И кокаин. И героин. И конопля. Азиатская. Мексиканская. Тут тихо делалось Искусство, и все приветливо улыбались, ждали, потом делали. Уходили. Потом приходили обратно.
И даже виски было, пиво и вино для таких остолопов, как я... сигары и глупость прошлого.
Бессмертный французский поэт без устали занимался этими разнообразными делами. Он вставал рано и делал разнообразные упражнения йоги, а потом вставал и смотрел на себя в большое зеркало, смахивал капельки легкого пота, а потом принимался за свои громадные муде - заботился об их долголетии, поднимал их, поправлял, любовался и отпускал наконец: ПЛЮХ.
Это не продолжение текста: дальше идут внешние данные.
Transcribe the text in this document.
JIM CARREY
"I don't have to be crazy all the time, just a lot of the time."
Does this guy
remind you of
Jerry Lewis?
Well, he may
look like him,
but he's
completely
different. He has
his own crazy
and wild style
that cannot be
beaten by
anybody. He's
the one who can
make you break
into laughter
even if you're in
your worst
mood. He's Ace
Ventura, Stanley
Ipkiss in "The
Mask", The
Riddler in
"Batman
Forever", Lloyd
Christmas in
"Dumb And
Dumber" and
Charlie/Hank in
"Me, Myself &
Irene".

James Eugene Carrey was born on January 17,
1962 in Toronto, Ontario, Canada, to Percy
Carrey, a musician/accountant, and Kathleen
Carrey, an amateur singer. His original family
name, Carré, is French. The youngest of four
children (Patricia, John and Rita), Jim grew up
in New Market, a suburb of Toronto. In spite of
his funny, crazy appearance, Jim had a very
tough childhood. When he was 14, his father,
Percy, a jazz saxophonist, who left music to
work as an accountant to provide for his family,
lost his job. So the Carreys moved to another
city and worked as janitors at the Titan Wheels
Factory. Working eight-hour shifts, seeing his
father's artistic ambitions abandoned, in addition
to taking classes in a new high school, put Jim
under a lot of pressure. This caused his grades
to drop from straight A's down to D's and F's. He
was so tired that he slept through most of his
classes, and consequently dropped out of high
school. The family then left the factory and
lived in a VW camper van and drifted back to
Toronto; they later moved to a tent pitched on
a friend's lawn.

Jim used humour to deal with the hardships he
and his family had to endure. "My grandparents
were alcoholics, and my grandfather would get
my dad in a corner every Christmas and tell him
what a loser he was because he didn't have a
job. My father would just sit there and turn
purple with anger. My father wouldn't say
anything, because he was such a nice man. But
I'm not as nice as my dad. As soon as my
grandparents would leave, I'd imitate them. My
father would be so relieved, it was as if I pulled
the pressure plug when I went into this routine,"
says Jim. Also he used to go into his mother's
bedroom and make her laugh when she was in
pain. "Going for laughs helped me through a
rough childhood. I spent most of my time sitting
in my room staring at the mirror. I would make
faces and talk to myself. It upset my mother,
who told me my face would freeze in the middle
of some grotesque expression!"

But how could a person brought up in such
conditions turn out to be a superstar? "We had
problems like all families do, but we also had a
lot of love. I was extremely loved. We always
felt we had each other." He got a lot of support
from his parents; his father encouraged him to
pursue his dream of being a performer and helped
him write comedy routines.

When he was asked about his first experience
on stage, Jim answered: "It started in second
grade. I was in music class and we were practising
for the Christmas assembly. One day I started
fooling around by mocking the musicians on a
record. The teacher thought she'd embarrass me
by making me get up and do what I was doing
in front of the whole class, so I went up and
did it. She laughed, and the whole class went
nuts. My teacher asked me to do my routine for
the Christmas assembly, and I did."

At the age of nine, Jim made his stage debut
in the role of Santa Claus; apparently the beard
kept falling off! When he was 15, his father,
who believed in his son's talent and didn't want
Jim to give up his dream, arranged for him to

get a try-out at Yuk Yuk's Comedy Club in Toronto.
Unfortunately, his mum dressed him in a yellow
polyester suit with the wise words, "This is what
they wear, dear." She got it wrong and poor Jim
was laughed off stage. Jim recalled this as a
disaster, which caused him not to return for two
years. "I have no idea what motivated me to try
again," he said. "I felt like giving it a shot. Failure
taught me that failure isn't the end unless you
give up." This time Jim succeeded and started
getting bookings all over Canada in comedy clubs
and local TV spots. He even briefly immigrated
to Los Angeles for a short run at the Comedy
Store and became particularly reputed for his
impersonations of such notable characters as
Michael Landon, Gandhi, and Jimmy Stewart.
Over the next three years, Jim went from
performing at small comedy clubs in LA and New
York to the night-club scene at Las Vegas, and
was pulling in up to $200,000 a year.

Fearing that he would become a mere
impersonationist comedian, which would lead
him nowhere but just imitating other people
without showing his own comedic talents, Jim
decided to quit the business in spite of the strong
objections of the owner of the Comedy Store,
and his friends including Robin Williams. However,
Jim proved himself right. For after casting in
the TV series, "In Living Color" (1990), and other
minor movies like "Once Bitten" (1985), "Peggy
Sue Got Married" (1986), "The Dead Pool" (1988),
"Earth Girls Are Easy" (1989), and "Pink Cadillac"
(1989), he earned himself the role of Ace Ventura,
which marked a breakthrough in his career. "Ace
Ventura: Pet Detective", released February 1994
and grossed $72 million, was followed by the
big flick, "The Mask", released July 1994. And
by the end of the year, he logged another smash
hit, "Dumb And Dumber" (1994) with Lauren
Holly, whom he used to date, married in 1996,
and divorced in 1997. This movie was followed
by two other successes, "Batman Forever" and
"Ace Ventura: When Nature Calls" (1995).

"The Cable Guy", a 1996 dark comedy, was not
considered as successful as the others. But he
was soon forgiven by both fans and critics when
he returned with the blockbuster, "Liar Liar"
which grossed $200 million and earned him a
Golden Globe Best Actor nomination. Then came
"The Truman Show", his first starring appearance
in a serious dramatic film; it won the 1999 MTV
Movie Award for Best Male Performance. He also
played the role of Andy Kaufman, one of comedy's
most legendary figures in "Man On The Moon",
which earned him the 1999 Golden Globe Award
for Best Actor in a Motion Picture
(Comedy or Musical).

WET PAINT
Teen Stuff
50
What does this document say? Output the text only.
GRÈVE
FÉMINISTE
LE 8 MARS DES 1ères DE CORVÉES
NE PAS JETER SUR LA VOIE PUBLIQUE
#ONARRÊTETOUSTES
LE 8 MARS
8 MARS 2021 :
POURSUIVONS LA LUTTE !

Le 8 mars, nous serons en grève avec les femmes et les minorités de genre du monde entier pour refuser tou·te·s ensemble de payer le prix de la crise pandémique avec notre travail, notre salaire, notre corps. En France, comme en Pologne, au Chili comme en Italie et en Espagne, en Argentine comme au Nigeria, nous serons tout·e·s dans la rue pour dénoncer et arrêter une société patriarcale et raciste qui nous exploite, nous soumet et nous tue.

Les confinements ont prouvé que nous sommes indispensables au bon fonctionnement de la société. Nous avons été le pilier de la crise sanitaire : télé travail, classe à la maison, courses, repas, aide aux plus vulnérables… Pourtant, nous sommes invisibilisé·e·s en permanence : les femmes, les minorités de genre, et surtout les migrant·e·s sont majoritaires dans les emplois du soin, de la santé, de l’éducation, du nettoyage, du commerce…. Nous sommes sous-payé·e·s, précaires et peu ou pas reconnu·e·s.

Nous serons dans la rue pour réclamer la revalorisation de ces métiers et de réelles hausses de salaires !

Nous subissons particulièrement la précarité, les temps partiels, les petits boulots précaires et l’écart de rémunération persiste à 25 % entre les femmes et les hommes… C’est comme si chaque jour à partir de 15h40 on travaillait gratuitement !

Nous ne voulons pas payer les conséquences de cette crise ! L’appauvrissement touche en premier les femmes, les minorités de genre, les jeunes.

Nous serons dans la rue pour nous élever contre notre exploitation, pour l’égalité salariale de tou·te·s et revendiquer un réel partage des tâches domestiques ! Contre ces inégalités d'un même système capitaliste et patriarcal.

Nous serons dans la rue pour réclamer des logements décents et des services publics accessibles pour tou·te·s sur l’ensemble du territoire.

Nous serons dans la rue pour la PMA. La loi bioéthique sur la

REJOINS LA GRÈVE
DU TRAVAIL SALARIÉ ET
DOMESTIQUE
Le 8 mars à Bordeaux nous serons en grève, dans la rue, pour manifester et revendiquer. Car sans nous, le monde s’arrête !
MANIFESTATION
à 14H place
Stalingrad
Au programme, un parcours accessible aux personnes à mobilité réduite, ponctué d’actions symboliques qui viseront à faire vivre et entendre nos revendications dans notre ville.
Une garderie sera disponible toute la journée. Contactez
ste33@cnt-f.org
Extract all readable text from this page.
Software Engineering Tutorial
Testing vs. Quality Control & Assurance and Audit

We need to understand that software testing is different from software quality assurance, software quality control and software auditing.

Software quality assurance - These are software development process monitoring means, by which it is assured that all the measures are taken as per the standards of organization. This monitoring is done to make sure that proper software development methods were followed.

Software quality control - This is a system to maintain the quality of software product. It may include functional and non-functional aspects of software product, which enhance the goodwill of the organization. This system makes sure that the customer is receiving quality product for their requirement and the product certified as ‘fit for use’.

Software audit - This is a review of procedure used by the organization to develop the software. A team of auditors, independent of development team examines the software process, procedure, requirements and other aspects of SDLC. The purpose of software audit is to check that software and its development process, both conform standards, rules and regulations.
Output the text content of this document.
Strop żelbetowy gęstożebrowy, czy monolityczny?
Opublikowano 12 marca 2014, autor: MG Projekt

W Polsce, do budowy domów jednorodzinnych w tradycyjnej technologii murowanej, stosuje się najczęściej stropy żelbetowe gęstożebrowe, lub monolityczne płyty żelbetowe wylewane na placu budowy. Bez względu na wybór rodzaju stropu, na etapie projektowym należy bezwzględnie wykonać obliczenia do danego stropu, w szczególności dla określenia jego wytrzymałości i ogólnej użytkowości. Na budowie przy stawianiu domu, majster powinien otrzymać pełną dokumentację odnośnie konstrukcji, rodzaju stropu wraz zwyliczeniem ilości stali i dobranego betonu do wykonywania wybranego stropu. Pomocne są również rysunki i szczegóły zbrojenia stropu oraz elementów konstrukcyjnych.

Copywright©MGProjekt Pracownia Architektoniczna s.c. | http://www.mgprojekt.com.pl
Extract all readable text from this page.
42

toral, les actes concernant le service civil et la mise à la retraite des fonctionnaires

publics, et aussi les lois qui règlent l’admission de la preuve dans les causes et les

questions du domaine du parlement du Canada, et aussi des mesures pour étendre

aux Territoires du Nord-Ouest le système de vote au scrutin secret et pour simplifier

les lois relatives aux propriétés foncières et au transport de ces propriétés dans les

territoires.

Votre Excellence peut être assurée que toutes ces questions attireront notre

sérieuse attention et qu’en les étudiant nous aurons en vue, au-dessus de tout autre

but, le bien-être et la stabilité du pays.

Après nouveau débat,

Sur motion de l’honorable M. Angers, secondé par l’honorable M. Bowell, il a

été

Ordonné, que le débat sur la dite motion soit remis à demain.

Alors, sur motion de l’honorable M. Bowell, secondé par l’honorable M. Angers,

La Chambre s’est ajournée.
А я тем временем шел в ванную блевать. Выходил.
- Ты не напачкал там на полу, Буковски?
Он не спрашивал, не умираю ли я. Он беспокоился только о чистоте пола.
- Нет, Андре, я отправил всю рвоту по надлежащим каналам.
- Умница!
Потом, просто чтобы порисоваться, когда я тут хвораю у него на глазах, как последняя собака, он уходил в угол, становился на голову в своих мудацких бермудах, скрещивал ноги, смотрел на меня вверх тормашками и говорил:
- Знаешь, Буковски, если ты когда-нибудь протрезвеешь и наденешь смокинг, я тебя уверяю, стоит тебе в таком виде войти в комнату, все женщины попадают в обморок.
- Не сомневаюсь.
Потом легким полусальто он вскакивал на ноги.
- Хочешь завтракать?
- Андре, я уже тридцать два года не могу завтракать.
Потом раздавался стук в дверь, легкий и такой деликатный - можно было подумать, какая-то на хер синяя птица стучится крылышком, умирает, просит глоток воды.
Обычно это были два или три молодых человека с какими-то соломенными, обтруханными бородами.
Обычно мужчины, но иной раз появлялась и вполне приятная девушка, и мне !k+. тяжело уходить, когда появлялась девушка. Но тридца сантиметров в покое было у него - плюс бессмертие. Так что я всегда знал свое место.
- Слушай, Андре, голова раскалывается... Я, пожалуй, пройдусь по берегу.
- Ну что ты, Чарльз! Ей-Богу, это лишнее!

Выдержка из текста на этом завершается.